Sometimes, when I am in a great gallery, the thought is very strong in me, that many (ever, and ever so many) people, in all countries and in all times, have so loved the beautiful as to devote their lives to it. Painters, who have made pictures to delight men for generations, looked and looked and prayed to find the beautiful. And we must believe that one looks out of the heart to find the beautiful or he finds only the common. And the sculptors who have loved marble for the delight they have in beautiful forms, they, too, with eyes seeking beauty, and hands so gentle upon the marble that it almost breathes for them, they, too, have loved the beautiful.
But commoner ones have the tenderest love for what is sweet and fair in life,—people who are neither painters nor sculptors. In their little way—but it is a true way—they have sunlight in their hearts, and with it love for something.
Perhaps it is a flower. I have been told of a man—in fact I have seen him—who could do the cruelest things; who was so bad that he could not be permitted to go free among others, and yet he loved plants so much that if they were put near him he would move quietly among them, touching this one and that; gazing at them, and acting as if he were in another world. As we said once before about the spring, so we may say here about love for the beautiful: it may be covered up with every thing that is able to keep it down, but it is always there.

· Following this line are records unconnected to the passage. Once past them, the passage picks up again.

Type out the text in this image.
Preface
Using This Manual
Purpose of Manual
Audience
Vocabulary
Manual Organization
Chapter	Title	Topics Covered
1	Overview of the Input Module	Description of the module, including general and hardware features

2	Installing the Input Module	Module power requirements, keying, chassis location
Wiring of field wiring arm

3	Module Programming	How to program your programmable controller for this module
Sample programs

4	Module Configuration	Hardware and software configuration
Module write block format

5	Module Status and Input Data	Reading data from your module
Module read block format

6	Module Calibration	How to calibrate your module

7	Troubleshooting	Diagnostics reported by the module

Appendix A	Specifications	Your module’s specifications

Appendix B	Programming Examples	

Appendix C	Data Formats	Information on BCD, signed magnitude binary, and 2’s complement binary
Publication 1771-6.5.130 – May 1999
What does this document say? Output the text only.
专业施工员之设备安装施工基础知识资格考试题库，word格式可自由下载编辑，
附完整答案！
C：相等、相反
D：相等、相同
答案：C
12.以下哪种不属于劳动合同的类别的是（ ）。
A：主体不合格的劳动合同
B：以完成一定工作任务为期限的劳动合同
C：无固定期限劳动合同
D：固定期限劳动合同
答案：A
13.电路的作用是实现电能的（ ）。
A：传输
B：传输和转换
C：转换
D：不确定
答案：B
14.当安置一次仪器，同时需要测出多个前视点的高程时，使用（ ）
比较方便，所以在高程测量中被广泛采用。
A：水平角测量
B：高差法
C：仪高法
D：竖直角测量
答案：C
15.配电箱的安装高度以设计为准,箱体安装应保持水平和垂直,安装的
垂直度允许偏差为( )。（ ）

It is always pleasanter to hear about people and their ways than to heed advice. But people and their ways often set us good examples; and we were curious, indeed, if we did not look sharply at ourselves to see just what we are. From all we have been told about the beautiful we can at least learn this: that it sweetens life; that it makes even a common life bright; that if we have it in us it may be as golden sunlight to some poor one who is in the darkness of ignorance, that is the advantage and the beauty of all good things in our lives, namely, the good it may be unto others. And the beautiful music we may sing or play is not to show what we are or what we can do—it will, of course do these things—but it is to be a blessing to those who listen. And how are blessings bestowed? Out of the heart.
Once there was a nobleman[66] with power and riches. He loved everything. Learning and art and all had he partaken of. But the times were troubled in his country, and for some reason he lost all he had and was imprisoned. Then there was scarcely anything in his life. All he had was the cell, the prison-yard, and, now and again, a word or two with his keeper. The cell was small and gloomy, the keeper silent, the yard confined and so closely paved with cobblestones that one could scarcely see the earth between them.
Yes, indeed, it was a small world and a barren one into which they had forced him. But he had his thoughts, and daily as he walked in his confined yard, they were busy with the past, weaving, weaving. What patterns they made, and he, poor one, was sometimes afraid of them! But still they kept on weaving, weaving.